Life sciences fund Syncona (SYNC) has withdrawn plans for a managed wind-down and will instead focus on returning £250m of capital to shareholders.
Following consultation with its biggest shareholders on its strategic options, Syncona Investment Management (SIML) will, however, continue to launch a new private fund for institutions once the board of the listed investment company has secured safeguards for its shareholders.
Shareholders told the company after its earlier announcement in June that they did not want to see its assets sold in a fire sale in an effort to get back their money.
With Syncona shares trailing on a long-standing discount of 41% below net asset value (NAV), the company says it will concentrate on realising value from its mature investments and return capital through share buybacks, a tender offer or special dividends.
Once £250m has been returned from the current £765m portfolio of 14 life sciences companies, Syncona will resume funding new and existing investments with the goal of long-term capital growth.
The revised approach will require changes to the board, which said it would consult on the new capital allocation policy, incentives for the fund management team and ways to cut the company’s costs.
Sycona said the revised proposals came against a background of good progress in the portfolio, “which is funded to deliver 10 key value inflection points over the next three years, with the potential to drive significant NAV growth.”
Chair Melanie Gee said: “Today’s set of proposals provides the company and SIML with a clear initial focus to maximise value in the portfolio and return cash to shareholders from the realisation of mature portfolio assets.”
Chris Hollowood, SIML chief executive, said: “We believe the revised investment policy, which we are firmly supportive of and aligned with, will deliver value for all stakeholders. Moreover, we remain confident in the long-term potential in the sector and believe there remains a significant opportunity to build late-stage life science companies that can deliver attractive returns for our shareholders, after £250m has been returned from realisations.

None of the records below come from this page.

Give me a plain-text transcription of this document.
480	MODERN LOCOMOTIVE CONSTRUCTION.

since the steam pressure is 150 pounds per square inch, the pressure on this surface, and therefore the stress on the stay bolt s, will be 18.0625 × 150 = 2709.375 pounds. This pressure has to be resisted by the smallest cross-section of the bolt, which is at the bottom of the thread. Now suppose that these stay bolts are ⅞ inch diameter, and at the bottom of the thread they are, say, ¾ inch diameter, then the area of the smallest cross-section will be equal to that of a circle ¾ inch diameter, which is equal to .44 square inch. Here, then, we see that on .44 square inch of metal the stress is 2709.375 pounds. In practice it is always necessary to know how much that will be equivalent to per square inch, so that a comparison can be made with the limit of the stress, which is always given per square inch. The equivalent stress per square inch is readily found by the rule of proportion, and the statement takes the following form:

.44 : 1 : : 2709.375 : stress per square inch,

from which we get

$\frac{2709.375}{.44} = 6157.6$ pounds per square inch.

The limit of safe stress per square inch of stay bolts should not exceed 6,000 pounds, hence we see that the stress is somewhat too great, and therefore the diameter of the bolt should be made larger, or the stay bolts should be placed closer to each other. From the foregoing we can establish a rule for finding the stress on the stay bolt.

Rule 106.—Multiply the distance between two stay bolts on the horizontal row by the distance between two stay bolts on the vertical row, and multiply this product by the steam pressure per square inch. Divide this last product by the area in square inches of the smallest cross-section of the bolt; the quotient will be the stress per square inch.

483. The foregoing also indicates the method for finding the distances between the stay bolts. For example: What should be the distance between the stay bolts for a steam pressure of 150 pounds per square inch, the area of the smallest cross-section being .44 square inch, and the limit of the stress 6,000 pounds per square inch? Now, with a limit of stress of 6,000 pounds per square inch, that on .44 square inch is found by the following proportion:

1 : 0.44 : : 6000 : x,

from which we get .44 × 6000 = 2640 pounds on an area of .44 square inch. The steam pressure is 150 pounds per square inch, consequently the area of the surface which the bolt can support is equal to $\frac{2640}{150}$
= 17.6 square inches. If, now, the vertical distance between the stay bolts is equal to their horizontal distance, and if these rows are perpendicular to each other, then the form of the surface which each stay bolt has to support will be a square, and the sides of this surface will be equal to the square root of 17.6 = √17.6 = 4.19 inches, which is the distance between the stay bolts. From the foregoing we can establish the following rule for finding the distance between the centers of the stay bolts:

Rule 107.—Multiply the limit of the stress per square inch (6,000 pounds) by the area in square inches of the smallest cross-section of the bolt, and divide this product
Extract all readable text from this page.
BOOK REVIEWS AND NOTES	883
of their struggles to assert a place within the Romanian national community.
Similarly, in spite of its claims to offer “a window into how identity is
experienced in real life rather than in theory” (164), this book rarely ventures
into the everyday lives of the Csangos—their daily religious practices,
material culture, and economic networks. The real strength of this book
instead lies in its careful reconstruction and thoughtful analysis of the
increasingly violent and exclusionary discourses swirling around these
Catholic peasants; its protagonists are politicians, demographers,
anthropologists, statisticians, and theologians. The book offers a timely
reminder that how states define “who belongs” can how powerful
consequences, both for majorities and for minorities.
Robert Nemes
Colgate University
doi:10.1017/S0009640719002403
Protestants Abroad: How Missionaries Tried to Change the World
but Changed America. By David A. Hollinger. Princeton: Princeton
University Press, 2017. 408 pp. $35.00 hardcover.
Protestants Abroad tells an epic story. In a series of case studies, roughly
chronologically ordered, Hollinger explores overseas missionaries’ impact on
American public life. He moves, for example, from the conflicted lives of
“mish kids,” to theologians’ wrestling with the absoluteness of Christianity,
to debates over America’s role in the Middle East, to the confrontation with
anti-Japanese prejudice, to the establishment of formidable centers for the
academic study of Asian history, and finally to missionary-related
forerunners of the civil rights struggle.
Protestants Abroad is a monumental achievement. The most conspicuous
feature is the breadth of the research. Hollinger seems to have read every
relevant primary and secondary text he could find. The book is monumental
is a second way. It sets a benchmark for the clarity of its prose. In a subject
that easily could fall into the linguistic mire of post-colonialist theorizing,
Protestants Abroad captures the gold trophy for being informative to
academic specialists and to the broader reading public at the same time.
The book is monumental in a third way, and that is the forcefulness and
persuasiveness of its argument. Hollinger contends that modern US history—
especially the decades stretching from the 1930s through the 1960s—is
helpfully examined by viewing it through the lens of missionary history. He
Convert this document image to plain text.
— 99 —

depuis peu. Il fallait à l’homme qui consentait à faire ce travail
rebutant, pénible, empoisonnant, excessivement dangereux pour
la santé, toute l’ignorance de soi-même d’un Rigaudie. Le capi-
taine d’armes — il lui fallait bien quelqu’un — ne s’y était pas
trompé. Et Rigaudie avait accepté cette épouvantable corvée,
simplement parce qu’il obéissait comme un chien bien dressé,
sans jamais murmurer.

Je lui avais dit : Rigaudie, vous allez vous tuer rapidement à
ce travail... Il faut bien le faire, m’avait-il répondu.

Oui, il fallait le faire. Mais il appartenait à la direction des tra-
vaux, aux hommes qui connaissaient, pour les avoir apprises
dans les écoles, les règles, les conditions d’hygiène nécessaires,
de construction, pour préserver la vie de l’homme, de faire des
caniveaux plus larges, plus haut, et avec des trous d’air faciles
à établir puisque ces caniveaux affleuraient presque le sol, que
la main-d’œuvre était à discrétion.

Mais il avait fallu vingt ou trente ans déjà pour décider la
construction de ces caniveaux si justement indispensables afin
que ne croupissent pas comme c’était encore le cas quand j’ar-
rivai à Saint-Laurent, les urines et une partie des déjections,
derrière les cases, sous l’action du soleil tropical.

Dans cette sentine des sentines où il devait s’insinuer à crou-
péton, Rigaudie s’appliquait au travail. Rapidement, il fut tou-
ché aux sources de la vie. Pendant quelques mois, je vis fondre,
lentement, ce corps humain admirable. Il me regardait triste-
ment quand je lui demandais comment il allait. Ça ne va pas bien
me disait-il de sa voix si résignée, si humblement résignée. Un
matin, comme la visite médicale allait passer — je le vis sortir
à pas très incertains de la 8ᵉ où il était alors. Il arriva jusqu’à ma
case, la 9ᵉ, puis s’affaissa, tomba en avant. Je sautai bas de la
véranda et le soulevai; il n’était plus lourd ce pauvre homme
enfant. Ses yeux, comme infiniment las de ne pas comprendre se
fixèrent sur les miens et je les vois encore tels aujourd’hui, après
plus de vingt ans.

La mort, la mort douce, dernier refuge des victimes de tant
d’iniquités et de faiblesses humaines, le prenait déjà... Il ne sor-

He added: “During this initial period, where our investment focus is predominantly on realising maximum value from portfolio assets, we will seek to raise a private fund, which would create a sustainable long-term platform to match the development cycle in life science and support us in maximising value for Syncona’s shareholders.”
Our view
James Carthew at QuotedData said: “Fundamentally, as a shareholder in Syncona I want to see it fund successful life sciences business for the benefit of patients as well as investors. Syncona’s new proposals look more palatable than the last lot, which I was worried would disadvantage small shareholders. However, vigilance will still be needed if a private fund is launched and it is used to acquire assets from the company.”